Cytokine production by non-stimulated peripheral blood NK cells and lymphocytes in early-onset severe pre-eclampsia without HELLP

Abstract

Preeclampsia involves an exacerbated maternal inflammatory response that suggests a possible role of innate immunity. NK cells can promote this kind of response through cytokine production and the expression of activating or inhibitory receptors. The aims of the present study were to explore cytokine production by peripheral blood mononuclear cells, as well as cytotoxic ability and receptor expression for HLA-E and HLA-G molecules in peripheral natural killer (NK) cells of women with early-onset severe preeclampsia without HELLP (hemolysis, elevated liver enzyme levels and a low platelet count) syndrome.

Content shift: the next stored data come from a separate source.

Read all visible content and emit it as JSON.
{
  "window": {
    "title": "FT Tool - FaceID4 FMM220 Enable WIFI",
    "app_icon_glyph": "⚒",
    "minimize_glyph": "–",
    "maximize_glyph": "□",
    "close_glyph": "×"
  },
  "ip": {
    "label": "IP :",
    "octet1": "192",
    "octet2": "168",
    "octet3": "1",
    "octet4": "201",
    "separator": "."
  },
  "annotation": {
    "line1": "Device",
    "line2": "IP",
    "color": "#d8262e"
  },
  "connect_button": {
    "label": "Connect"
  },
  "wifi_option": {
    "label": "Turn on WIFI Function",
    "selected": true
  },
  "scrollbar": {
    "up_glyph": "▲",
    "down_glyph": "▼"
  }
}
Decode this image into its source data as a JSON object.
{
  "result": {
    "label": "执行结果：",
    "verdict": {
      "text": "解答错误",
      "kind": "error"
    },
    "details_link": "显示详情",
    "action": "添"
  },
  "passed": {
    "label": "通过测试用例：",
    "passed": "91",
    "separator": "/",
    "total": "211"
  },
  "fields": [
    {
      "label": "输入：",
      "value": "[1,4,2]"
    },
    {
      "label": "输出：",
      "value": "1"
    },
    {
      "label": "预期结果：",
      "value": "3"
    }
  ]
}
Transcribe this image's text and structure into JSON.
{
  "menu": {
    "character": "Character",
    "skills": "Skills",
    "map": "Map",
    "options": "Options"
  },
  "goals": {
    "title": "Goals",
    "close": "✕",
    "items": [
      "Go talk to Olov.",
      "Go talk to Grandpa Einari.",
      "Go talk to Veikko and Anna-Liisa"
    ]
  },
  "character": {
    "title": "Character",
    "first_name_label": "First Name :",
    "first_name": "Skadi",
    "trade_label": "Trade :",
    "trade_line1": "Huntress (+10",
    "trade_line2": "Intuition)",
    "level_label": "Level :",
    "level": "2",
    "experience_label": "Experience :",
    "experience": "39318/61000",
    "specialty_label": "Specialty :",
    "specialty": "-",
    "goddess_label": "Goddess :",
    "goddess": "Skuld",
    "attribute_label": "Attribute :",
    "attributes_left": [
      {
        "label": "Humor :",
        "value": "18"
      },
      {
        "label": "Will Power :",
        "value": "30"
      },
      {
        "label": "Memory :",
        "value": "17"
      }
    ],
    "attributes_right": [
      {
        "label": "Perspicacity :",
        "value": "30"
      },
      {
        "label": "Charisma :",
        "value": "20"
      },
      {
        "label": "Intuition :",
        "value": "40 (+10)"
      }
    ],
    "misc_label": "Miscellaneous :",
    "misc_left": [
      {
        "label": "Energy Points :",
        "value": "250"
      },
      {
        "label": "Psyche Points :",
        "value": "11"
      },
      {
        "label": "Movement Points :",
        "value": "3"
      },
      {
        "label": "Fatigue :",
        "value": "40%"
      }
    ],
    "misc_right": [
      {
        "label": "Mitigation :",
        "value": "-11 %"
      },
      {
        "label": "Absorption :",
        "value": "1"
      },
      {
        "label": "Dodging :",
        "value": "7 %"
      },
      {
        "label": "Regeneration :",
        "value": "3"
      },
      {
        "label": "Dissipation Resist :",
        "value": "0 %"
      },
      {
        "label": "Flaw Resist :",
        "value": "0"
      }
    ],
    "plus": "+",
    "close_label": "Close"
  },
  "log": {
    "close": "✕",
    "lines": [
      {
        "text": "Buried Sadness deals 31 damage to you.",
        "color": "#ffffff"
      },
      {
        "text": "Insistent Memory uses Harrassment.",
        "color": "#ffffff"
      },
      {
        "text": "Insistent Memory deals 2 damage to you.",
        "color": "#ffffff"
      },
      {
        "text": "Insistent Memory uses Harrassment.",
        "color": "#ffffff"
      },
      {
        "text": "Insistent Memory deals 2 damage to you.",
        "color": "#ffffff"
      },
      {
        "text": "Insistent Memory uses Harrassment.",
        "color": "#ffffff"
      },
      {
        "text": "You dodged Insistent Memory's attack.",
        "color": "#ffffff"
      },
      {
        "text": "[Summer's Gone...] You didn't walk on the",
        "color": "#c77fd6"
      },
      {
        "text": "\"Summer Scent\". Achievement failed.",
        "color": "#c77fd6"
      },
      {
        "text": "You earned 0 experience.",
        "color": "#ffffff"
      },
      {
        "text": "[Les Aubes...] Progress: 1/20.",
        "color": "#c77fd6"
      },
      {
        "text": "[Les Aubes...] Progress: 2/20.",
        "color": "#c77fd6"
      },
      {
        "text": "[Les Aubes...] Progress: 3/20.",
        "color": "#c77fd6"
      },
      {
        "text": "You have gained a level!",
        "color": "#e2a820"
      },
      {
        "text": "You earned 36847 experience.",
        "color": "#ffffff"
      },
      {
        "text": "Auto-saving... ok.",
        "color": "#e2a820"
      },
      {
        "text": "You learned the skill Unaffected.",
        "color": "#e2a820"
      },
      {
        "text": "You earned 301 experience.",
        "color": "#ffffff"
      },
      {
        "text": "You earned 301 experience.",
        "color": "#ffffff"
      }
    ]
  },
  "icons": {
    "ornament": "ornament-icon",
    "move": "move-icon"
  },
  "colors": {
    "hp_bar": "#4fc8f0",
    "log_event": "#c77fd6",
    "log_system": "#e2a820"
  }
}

The expression of the ILT2, KIRDL4, NKG2A, and NKG2C receptors and of cytotoxic activity was measured in non-stimulated NK cells, whereas the intracellular expression of IL-4, IL-10, IL-13, IL-12, IFNγ, TNF and VEGF, was assessed in non-stimulated peripheral blood mononuclear cells subsets using flow cytometry. Circulating soluble HLA-G was also determined by ELISA. The intracellular cytokines tested were significantly higher in NK cell subsets from severely preeclamptic women compared with the control group. On the other hand, the percentage of NK cells expressing NKG2A or NKG2C and the cytotoxic activity of NK cells were significantly higher in severely preeclamptic women. Furthermore, there was a significant correlation between urine protein concentration and soluble human leukocyte antigen G (soluble HLA-G) in serum. We conclude that patients with early-onset severe preeclampsia without HELLP syndrome have increased NK cell function related to cytokine production, cytotoxicity and expression of lectin-like receptors such as NKG2.